In our panel of 38,427 subnational regions from 126 countries with yearly observations from 1992 to 2009, we find that subnational regions have more intense nighttime light when being the birth region of the current political leader.
From “Regional Favoritism”, by Hodler and Raschky in the Quarterly Journal of Economics.

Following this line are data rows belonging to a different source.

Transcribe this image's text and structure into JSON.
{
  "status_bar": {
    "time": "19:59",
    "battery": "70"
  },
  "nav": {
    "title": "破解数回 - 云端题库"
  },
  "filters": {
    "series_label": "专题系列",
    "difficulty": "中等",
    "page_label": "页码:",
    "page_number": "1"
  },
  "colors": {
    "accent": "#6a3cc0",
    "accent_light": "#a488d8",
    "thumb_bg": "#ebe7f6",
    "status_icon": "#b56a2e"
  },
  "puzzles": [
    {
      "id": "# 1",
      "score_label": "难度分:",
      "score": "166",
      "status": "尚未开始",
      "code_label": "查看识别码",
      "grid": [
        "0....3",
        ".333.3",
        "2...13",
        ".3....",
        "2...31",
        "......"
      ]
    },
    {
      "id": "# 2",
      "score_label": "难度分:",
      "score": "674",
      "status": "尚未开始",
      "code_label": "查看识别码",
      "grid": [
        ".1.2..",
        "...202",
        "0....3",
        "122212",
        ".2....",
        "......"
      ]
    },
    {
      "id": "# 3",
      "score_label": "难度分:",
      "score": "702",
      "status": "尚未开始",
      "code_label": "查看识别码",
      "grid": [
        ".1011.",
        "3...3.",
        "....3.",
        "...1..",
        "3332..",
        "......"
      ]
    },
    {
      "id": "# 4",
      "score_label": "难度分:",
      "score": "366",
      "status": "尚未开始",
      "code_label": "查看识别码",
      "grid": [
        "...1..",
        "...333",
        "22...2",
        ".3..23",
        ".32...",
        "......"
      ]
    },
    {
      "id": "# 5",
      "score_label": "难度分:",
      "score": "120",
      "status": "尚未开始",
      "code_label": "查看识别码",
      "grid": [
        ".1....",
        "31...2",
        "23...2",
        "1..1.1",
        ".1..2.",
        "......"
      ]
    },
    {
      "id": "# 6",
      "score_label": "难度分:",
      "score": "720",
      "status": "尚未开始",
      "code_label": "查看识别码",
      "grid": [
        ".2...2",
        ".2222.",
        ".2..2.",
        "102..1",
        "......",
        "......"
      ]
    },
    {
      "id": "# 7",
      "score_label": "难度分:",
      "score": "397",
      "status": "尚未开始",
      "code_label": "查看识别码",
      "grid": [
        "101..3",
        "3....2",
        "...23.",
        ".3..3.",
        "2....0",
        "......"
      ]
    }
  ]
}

One of my favorite anecdotes about infrastructure in the developing world is that when I was collecting data near the Jali trading center in Southern Malawi, there was no running water but the cell phone-based internet was competitive in quality with what Comcast provided back in Ann Arbor. Jali had its own cell tower for MTN, a rarely-used, government-sponsored cell network that provides the best (albeit priciest) internet in the country. I later learned that Thyolo, another relatively out-of-the-way town, also has such a tower. Mulanje, a much bigger boma near the border with Mozambique, doesn’t. Why? Well, one possible explanation is that Thyolo is the home of the late president, Bingu wa Mutharika, and his wife has a house in Jali.
I still maintain that Malawi paved a major road in less time than we in Hawaii can just repave Waialae Avenue!!
It took them several years to re-do the Blantyre-Zomba stretch of M3 that I drove you and dad on back in 2012. It wasn’t exactly a speed record.